More energy: Standing keeps blood flowing and your mind more alert. It’s a lot harder to get sleepy at your desk if you’re standing. You are constantly aware of your body.

More engaged with co-workers: Sitting at a desk, you often miss opportunities to talk with colleagues or take notice of something important happening.

Posture and core strength: Standing all day and maintaining a good posture really adds to the strength of your core. Less soreness in your back and tailbone compared to when you sit for eight to ten hours a day.

Ready for action: When you’re sitting and sedentary, it can take a few moments to get up and away from your desk in the case of an emergency or you just realized you’re late for a meeting. Standing at your desk you are like a keen-eyed antelope, ready to spring away.


Leg/feet soreness: The first few days/weeks are brutal if you don’t prepare. It will take different people a different length of time to get acclimated to standing that long. It will be uncomfortable for a bit, but if you can power through, it pays off in the end.

Lunch:If your workplace is an “eat-at-your-desk” type of place, then this can make lunch annoying. It’s hard to stand over your desk and eat. My advice: have a place to sit or go elsewhere to eat. If you must work and eat, be mindful of spills and the fact that everyone can see you eat.

Long days: If you work long days, it can get a little rough toward the end. I realize the whole idea is that the standing is good for you, but after ten hours, even the hardiest of folks will start to get a little fatigued. If possible, have a sitting option like a tall stool.

Everyone can see you: So yeah, this part has its disadvantages too. Need to pick a boogie, people can see you. Bad hair day, people can see you. Did you spill some coffee on your crotch, yup, people can see you. Now this only applies if you are in a relatively open workspace (which is becoming more common). If you have your own office, this won’t matter as much. On the other hand, if you have a most bodacious posterior that looks great while standing, well then, everyone can see you (and it!).

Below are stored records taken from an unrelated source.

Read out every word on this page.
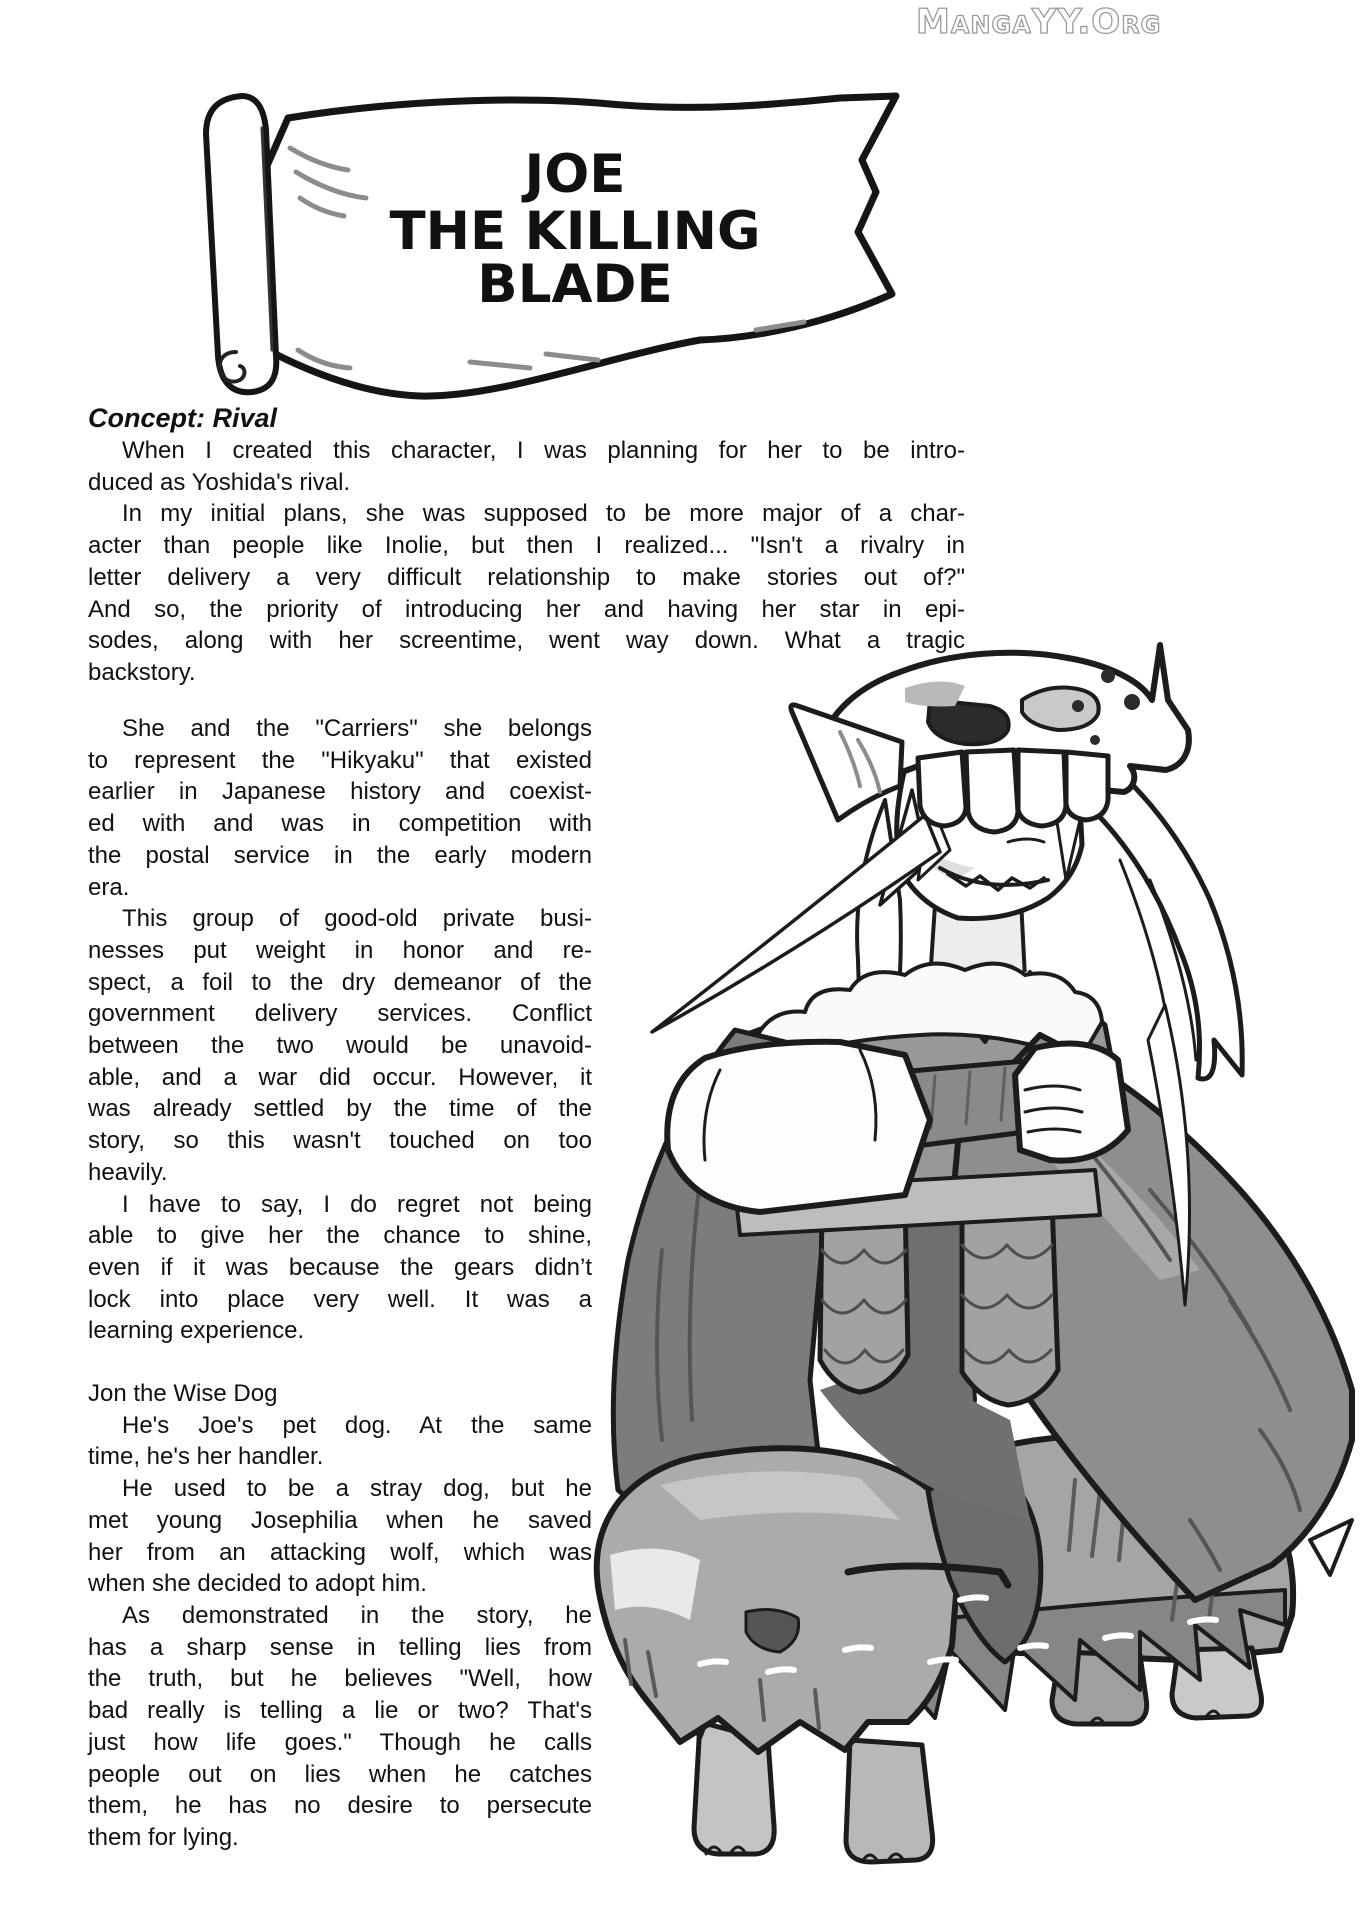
MangaYY.Org
JOE
THE KILLING
BLADE
Concept: Rival
When I created this character, I was planning for her to be intro-
duced as Yoshida's rival.
In my initial plans, she was supposed to be more major of a char-
acter than people like Inolie, but then I realized... "Isn't a rivalry in
letter delivery a very difficult relationship to make stories out of?"
And so, the priority of introducing her and having her star in epi-
sodes, along with her screentime, went way down. What a tragic
backstory.
She and the "Carriers" she belongs
to represent the "Hikyaku" that existed
earlier in Japanese history and coexist-
ed with and was in competition with
the postal service in the early modern
era.
This group of good-old private busi-
nesses put weight in honor and re-
spect, a foil to the dry demeanor of the
government delivery services. Conflict
between the two would be unavoid-
able, and a war did occur. However, it
was already settled by the time of the
story, so this wasn't touched on too
heavily.
I have to say, I do regret not being
able to give her the chance to shine,
even if it was because the gears didn’t
lock into place very well. It was a
learning experience.
Jon the Wise Dog
He's Joe's pet dog. At the same
time, he's her handler.
He used to be a stray dog, but he
met young Josephilia when he saved
her from an attacking wolf, which was
when she decided to adopt him.
As demonstrated in the story, he
has a sharp sense in telling lies from
the truth, but he believes "Well, how
bad really is telling a lie or two? That's
just how life goes." Though he calls
people out on lies when he catches
them, he has no desire to persecute
them for lying.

Vericose Vein: Although undeniably a much healthier option than using a sitting desk, using a Standing Desk can actually increase the possibility of acquiring the dreaded varicose vein.


Mats: Think about getting an anti-fatigue mat. This will cushion your feet and really make it easier on your body. Standing all day on office carpet or a wood floor is a one-way ticket to “this sucks” town. 

Shoes: If possible, bring a pair of comfortable shoes to leave at work. If you work in a more casual place and can just wear more cushioned shoes to work then just do that.

Health issues: If you have back, leg, knee or other health issues that might not jibe with a standing desk. You don’t want to run the danger of doing something for yourself that might actually be worse.

Ease into it:
Standing for your entire eight hour shift from day one might be a little intense. Try easing into it if possible. Stand for 2 hours, sit for thirty minutes or an hour, repeat. Or whatever is most comfortable for you — the key is comfort and doing what is best for your body type, health condition, and personal work scenario.

Ergonomics: If your workplace has a dedicated ergonomics person, use them. They probably already have standing desk solutions or equipment to help get you started (if your workplace approves). This can ensure you are building a correct standing workplace and not doing anything to harm yourself or create long-term arm, shoulder, or other joint problems (or carpal tunnel syndrome).